Кормак так же критически отозвался о ценах на теплое пиво.

— Костас! — пробасил он. — Скажи им, чтобы к нашему ужину охладили три дюжины бутылок!

Капитан Костас, бывший летчик греческого аэрофлота, выполнял у нас роль переводчика. Седовласый и учтивый, он неизменно производил на своих соотечественников впечатление повидавшего мир солидного человека, хотя на самом деле был большой любитель розыгрышей. Вечером пиво оказалось таким же теплым, рыба так же скверно зажаренной, цены пиратски высокими.

— Наша галера — только первая ласточка, — важно заверил Кормак угрюмого хозяина таверны, весьма озадаченного странным появлением судна бронзового века. — Речь идет о новом туристическом мероприятии. Отныне каждую неделю сюда будут приходить такие корабли, только еще больших размеров, с полусотней пассажиров на каждом, и все эти люди будут мучиться жаждой. На вашем месте я заготовил бы для них побольше пива и продуктов. Не прогадаете.

Судя по тому, как загорелись глаза кабатчика, когда он слушал перевод Костаса, маниот готов был поверить словам серьезного тучного ирландца.

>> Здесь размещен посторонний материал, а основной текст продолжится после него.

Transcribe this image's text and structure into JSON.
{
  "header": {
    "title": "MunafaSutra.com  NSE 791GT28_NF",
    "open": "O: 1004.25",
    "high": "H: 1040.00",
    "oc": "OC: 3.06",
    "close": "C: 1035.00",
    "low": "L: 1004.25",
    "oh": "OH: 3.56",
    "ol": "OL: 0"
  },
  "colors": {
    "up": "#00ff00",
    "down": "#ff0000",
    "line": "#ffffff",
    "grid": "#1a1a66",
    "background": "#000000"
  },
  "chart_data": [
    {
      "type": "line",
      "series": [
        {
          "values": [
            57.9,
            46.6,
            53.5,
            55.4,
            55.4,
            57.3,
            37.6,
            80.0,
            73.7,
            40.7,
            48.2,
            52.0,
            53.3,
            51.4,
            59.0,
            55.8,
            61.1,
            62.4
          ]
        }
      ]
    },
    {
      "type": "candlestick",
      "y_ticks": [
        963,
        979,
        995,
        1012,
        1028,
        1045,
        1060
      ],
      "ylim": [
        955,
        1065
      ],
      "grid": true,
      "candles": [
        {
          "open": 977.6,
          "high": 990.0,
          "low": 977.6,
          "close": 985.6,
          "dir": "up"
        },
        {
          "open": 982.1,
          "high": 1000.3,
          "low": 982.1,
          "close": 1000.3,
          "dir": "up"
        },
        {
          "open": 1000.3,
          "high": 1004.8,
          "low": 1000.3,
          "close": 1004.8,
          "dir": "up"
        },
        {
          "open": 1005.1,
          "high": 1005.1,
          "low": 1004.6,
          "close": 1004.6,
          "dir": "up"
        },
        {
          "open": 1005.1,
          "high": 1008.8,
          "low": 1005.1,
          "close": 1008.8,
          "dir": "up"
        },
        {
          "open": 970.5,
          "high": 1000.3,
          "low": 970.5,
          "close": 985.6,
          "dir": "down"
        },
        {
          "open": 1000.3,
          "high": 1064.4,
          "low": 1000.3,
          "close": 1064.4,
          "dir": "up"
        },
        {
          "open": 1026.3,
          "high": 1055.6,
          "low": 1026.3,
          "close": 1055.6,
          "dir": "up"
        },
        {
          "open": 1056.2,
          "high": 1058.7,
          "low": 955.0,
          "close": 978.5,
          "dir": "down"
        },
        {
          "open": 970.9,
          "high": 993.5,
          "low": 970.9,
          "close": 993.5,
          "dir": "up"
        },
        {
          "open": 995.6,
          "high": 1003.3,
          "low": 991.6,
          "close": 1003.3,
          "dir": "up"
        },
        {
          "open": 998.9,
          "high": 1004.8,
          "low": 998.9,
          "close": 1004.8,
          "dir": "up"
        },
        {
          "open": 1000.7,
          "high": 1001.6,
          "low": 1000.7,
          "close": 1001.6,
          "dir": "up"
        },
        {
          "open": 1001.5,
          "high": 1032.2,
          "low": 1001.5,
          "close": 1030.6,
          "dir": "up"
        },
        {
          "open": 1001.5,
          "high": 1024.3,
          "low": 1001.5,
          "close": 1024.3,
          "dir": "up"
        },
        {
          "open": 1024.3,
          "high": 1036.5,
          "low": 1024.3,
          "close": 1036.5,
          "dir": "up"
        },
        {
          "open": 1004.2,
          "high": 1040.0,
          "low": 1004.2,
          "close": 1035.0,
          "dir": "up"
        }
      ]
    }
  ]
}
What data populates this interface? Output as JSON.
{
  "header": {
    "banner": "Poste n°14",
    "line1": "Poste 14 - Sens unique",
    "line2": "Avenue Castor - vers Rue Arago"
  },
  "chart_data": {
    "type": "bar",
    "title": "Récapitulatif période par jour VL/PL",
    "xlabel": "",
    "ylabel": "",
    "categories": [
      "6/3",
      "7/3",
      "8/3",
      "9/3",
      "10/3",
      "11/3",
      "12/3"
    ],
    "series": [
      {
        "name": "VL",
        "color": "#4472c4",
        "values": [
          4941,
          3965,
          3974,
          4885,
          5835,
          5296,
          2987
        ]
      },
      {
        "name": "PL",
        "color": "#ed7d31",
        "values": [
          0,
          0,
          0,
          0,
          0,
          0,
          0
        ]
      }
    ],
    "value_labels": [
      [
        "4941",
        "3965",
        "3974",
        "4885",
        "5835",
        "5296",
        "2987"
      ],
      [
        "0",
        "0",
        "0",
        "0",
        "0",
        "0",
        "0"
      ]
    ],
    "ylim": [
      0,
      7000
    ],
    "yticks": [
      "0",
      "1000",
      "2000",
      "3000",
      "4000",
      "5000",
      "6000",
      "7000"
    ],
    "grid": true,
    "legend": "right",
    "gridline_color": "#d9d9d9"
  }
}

Глава 8. Дворец царя Нестора

На расписанном мелкой рябью белом песке под водой резко очерченным черным пятном отпечаталась тень «Арго». Подповерхностные волны так бережно гладили дно, что даже стебли умершей морской травы лежали совсем неподвижно сомкнутыми бурыми рядами. И вода была так чиста, что казалось — галера покоится на прозрачной пленке в метре над песчаным грунтом. Идеальное место для очистки корпуса от тонкого покрова водорослей, и я попросил членов команды вооружиться щетками и скребками и прыгать за борт. Весьма довольные таким заданием, они весело плескались в теплой воде, обрабатывая каждый свой участок обшивки.

Белый песок на дне под «Арго» объясняет, почему Гомер называл эти места «Пилос песчаный», и теперь нам известно, что здесь помещался порт старого царя Нестора, третьего в ряду наиболее могущественных правителей, объединившихся для осады Трои. Сейчас мы на время расстанемся с Улиссом, возвращающимся на свой родной остров, ибо как раз ко двору царя Нестора направился сын Улисса, Телемах, за сведениями о пропавшем отце. Исследователи давно определили, что в «Одиссее» соединены по меньшей мере четыре различных, некогда самостоятельных сказа. Это сказ о поисках отца Телемахом, история посещения царем Менелаем Египта, сага о возвращении Улисса в Итаку и эпизоды морского путешествия, известного как «великое странствие» — собственно «Одиссея». Однако я постараюсь показать, что поэма содержит еще и пятый компонент, отражающий фольклор Ионических островов и особо важный для дальнейшего рассказа, поскольку тот описывает наиболее эффектные приключения Улисса.

Соединяя в одном повествовании все эти отдельные нити, Гомер не очень заботился о том, чтобы тщательно загладить стыки, и его явно не смущали противоречия в композиции. Так, посещение Пилоса Телемахом в самом начале «Одиссеи» описано отдельно от странствий Улисса. Это объясняет, почему в поэме не говорится о заходе в Пилос самого Улисса, хотя этот город находился на его пути домой после встречи с кровожадными лестригонами. Посещение Пилоса не вписывалось в сагу о «великом странствии», повествующую о приключениях у рубежей известного микенцам мира.

Нестор вышел из «Пилоса песчаного» на девяноста кораблях, чтобы присоединиться к греческому флоту для участия в войне против Трои, и в «Пилос песчаный» он возвратился, когда кончилась эта война, совершив плавание, безмятежности которого могли позавидовать остальные герои. Ибо царю Нестору очень везло с погодой, как и во всем остальном. Он был богат, почитаем и прожил долгую жизнь. Больше того: обратясь через века к наследию Нестора, археология очень милостиво обошлась с ним.